A month has gone by since the last earnings report for Canadian Pacific (CP). Shares have added about 9.8% in that time frame, outperforming the S&P 500.
Will the recent positive trend continue leading up to its next earnings release, or is Canadian Pacific due for a pullback? Before we dive into how investors and analysts have reacted as of late, let's take a quick look at the most recent earnings report in order to get a better handle on the important catalysts.
In-line Q3 Earnings at Canadian Pacific
Canadian Pacific’s third-quarter 2022 earnings (excluding 3 cents from non-recurring items) of 77 cents (C$1.01) per share matched the Zacks Consensus Estimate. The bottom line increased 10% year over year. Results were aided by higher revenues of $1,772.4 million (C$2,312 million), beating the Zacks Consensus Estimate of $1,689.8 million and increasing 14.91% year over year.
Freight revenues, contributing 97.9% to the top line, rose 19% on a year-over-year basis. CP’s freight segment consists of Grain (up 9%), Coal (down 2%), Potash (up 48%), Forest products (up 18%), Energy, chemicals and plastics (down 10%), Metals, minerals and consumer products (up 22%), Automotive (up 31%) and Intermodal (up 44%). Revenues at the Fertilizers and sulfur sub-segment were up 11% year over year. In the reported quarter, total freight revenues per revenue ton-miles (RTMs) rose 11% year over year. Total freight revenues per carload increased 7% from the year-ago quarter’s reported figure. All percentages are foreign exchange adjusted.

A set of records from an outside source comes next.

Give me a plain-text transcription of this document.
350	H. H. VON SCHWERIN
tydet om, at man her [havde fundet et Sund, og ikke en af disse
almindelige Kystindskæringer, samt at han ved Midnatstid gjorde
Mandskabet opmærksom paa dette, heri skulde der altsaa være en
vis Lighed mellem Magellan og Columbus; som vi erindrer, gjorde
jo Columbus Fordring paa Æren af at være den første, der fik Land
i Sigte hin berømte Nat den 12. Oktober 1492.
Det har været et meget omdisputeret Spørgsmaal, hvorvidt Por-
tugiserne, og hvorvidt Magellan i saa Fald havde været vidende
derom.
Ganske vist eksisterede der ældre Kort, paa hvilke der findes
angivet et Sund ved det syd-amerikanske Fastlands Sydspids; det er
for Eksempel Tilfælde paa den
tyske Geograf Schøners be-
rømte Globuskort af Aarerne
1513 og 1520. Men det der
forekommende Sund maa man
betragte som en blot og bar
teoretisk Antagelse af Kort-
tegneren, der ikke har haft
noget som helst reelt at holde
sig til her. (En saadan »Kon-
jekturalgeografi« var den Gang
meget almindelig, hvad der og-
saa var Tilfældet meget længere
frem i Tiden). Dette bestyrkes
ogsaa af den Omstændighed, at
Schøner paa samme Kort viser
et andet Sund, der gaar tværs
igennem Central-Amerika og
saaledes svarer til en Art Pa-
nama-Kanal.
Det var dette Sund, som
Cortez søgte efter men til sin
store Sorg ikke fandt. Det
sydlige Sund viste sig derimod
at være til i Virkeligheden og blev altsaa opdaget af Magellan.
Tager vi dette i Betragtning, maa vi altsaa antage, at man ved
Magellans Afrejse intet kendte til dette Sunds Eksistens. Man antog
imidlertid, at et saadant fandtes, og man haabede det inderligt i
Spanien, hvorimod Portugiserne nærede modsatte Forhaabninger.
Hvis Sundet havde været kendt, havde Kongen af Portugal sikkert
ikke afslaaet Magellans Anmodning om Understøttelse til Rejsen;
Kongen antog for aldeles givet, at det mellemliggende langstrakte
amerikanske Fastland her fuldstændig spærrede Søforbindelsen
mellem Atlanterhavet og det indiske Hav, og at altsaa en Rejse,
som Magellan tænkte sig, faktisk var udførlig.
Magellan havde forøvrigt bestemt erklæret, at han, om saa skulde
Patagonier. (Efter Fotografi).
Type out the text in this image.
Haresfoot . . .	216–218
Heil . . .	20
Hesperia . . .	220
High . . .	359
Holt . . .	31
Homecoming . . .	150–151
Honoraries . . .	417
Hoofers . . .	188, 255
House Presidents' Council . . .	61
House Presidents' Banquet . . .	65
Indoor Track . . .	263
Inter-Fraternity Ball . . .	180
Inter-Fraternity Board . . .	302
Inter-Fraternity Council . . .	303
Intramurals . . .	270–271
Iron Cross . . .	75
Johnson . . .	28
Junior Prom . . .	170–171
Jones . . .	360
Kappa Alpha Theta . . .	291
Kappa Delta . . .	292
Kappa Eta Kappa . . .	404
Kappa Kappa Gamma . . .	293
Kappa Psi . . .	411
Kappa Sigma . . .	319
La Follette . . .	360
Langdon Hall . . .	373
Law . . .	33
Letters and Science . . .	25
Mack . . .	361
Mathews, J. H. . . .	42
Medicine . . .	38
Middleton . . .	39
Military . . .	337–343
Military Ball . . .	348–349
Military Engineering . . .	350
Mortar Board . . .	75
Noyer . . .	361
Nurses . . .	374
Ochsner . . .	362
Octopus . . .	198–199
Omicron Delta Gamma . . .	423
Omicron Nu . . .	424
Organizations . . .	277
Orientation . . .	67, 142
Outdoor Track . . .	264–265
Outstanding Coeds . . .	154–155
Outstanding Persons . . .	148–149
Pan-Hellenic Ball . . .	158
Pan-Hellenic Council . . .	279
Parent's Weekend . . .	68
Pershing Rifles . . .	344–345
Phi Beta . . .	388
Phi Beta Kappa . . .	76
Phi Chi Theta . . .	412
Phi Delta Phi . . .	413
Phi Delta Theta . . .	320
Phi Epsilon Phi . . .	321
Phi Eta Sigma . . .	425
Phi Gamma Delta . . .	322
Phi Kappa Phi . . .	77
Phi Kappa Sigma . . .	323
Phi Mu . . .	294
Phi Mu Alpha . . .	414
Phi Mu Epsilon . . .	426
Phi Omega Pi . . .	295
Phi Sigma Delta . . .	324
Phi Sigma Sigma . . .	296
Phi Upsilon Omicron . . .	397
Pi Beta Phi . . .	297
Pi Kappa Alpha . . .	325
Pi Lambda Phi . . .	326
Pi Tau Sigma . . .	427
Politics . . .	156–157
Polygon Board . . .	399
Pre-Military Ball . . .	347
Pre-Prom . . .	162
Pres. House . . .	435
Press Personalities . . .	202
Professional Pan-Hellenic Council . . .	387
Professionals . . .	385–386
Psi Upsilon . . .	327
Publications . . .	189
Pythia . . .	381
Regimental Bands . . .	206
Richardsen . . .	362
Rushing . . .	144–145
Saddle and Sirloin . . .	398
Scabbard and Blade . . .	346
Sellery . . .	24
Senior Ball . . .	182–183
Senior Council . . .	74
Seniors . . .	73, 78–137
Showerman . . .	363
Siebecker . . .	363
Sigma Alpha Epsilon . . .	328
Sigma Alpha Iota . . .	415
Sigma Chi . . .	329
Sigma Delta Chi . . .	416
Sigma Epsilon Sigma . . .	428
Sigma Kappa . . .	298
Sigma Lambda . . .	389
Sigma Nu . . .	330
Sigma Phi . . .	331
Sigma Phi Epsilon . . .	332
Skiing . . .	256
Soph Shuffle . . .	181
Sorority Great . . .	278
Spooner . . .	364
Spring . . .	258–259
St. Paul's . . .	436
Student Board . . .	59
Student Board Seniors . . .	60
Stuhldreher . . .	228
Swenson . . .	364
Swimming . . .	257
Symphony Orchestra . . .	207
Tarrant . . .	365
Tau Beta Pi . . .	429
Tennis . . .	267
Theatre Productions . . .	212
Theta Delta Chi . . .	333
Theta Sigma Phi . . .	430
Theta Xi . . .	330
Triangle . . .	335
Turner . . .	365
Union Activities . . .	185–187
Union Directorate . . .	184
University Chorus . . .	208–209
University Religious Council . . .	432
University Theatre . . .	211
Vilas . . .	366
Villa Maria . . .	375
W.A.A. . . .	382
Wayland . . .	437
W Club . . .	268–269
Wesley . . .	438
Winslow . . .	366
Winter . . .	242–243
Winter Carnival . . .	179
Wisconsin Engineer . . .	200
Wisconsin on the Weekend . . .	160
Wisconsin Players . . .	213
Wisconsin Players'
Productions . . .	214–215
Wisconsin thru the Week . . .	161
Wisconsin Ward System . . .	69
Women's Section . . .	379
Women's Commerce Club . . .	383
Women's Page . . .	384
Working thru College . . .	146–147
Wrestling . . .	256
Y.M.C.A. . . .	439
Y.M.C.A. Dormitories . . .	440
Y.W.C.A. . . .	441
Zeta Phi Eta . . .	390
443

On a reported basis, operating income was up 21%, while total operating expenses increased 18% year over year in the quarter under review. Operating ratio (operating expenses as a percentage of revenues on an adjusted basis) improved to 58.7% in the September quarter from 59.4% in the year-ago quarter. Lower the value of the metric, the better.
Per Keith Creel, CP’s president and Chief Executive Officer, “The third quarter saw strong demand in potash and intermodal that we anticipated, and CP was well-resourced to handle the volume increases we have seen. I’m proud of the results the team delivered this quarter and excited about the opportunities in front of us.”
Canadian Pacific exited the third quarter with cash and cash equivalents of C$138 million compared with C$69 million at the end of 20021. Long-term debt amounted to C$19,339 million compared with C$18,577 million at the end of 2021.
How Have Estimates Been Moving Since Then?
In the past month, investors have witnessed an upward trend in estimates revision.
Currently, Canadian Pacific has a poor Growth Score of F, a grade with the same score on the momentum front. Following the exact same course, the stock was allocated a grade of F on the value side, putting it in the lowest quintile for this investment strategy.
Overall, the stock has an aggregate VGM Score of F. If you aren't focused on one strategy, this score is the one you should be interested in.
Estimates have been broadly trending upward for the stock, and the magnitude of these revisions looks promising. Notably, Canadian Pacific has a Zacks Rank #3 (Hold). We expect an in-line return from the stock in the next few months.
Performance of an Industry Player
Canadian Pacific is part of the Zacks Transportation - Rail industry. Over the past month, CSX (CSX), a stock from the same industry, has gained 11.3%. The company reported its results for the quarter ended September 2022 more than a month ago.
CSX reported revenues of $3.9 billion in the last reported quarter, representing a year-over-year change of +18.3%. EPS of $0.52 for the same period compares with $0.43 a year ago.
CSX is expected to post earnings of $0.49 per share for the current quarter, representing a year-over-year change of +16.7%. Over the last 30 days, the Zacks Consensus Estimate has changed -0.3%.
The overall direction and magnitude of estimate revisions translate into a Zacks Rank #3 (Hold) for CSX. Also, the stock has a VGM Score of C.